Because plasma donation income is classified as business income, the donor can deduct expenses that are both “ordinary and necessary.” An ordinary expense is common in that type of business, while a necessary expense is helpful and appropriate. These deductions reduce the amount of income subject to taxation.
The most common deduction is for vehicle expenses traveling to and from the donation center. Donors can deduct the actual costs of using their vehicle or use the standard mileage rate set by the IRS, which is 70 cents per mile for 2025. To claim this, a donor must keep a log of the dates, mileage, and purpose of each trip.

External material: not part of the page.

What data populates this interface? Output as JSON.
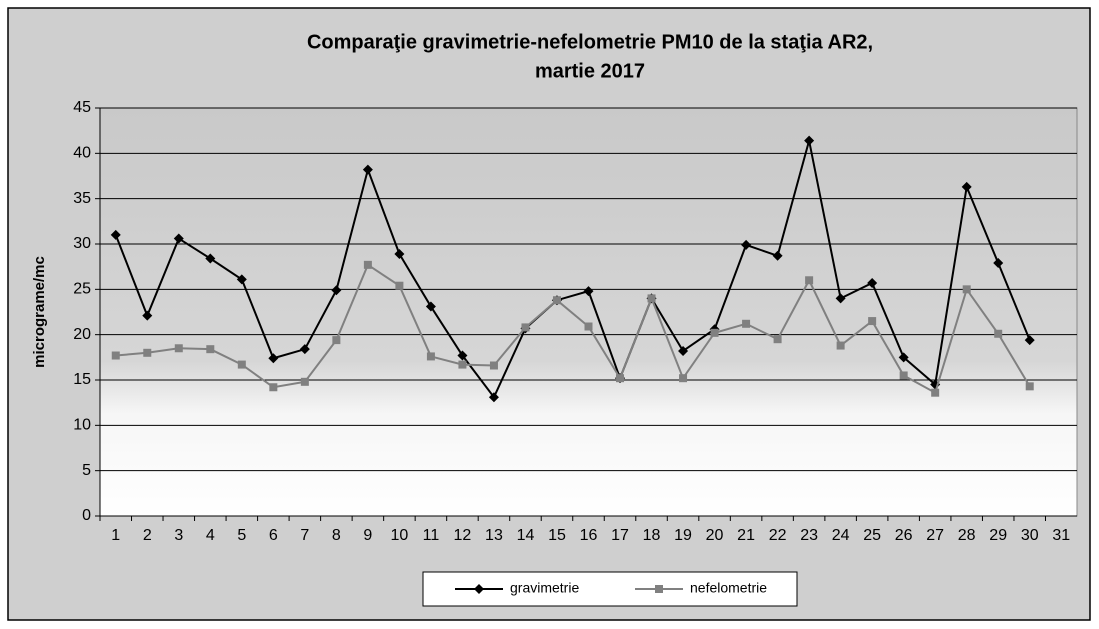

Other potential deductions include parking fees and tolls paid during trips to the plasma center. Donors may also deduct the cost of special dietary items recommended by the center for recovery. For any expense to be deductible, the donor must maintain records, including receipts and logs, to substantiate the claims.
Reporting plasma donation income follows self-employment procedures. If a donor receives $600 or more from a single plasma center during the year, the center must send them a Form 1099-NEC, Nonemployee Compensation. Even if a donor does not receive a 1099-NEC, they are legally obligated to report all income.
This income is reported on Schedule C (Form 1040), Profit or Loss from Business. The total compensation is entered as gross receipts, and deductible expenses are listed in the appropriate categories on the form.
The net profit is calculated by subtracting total expenses from gross income on Schedule C. This net profit figure is then carried over to Schedule 1 of Form 1040 and added to other income. It is also used to calculate self-employment tax on Schedule SE (Form 1040), Self-Employment Tax.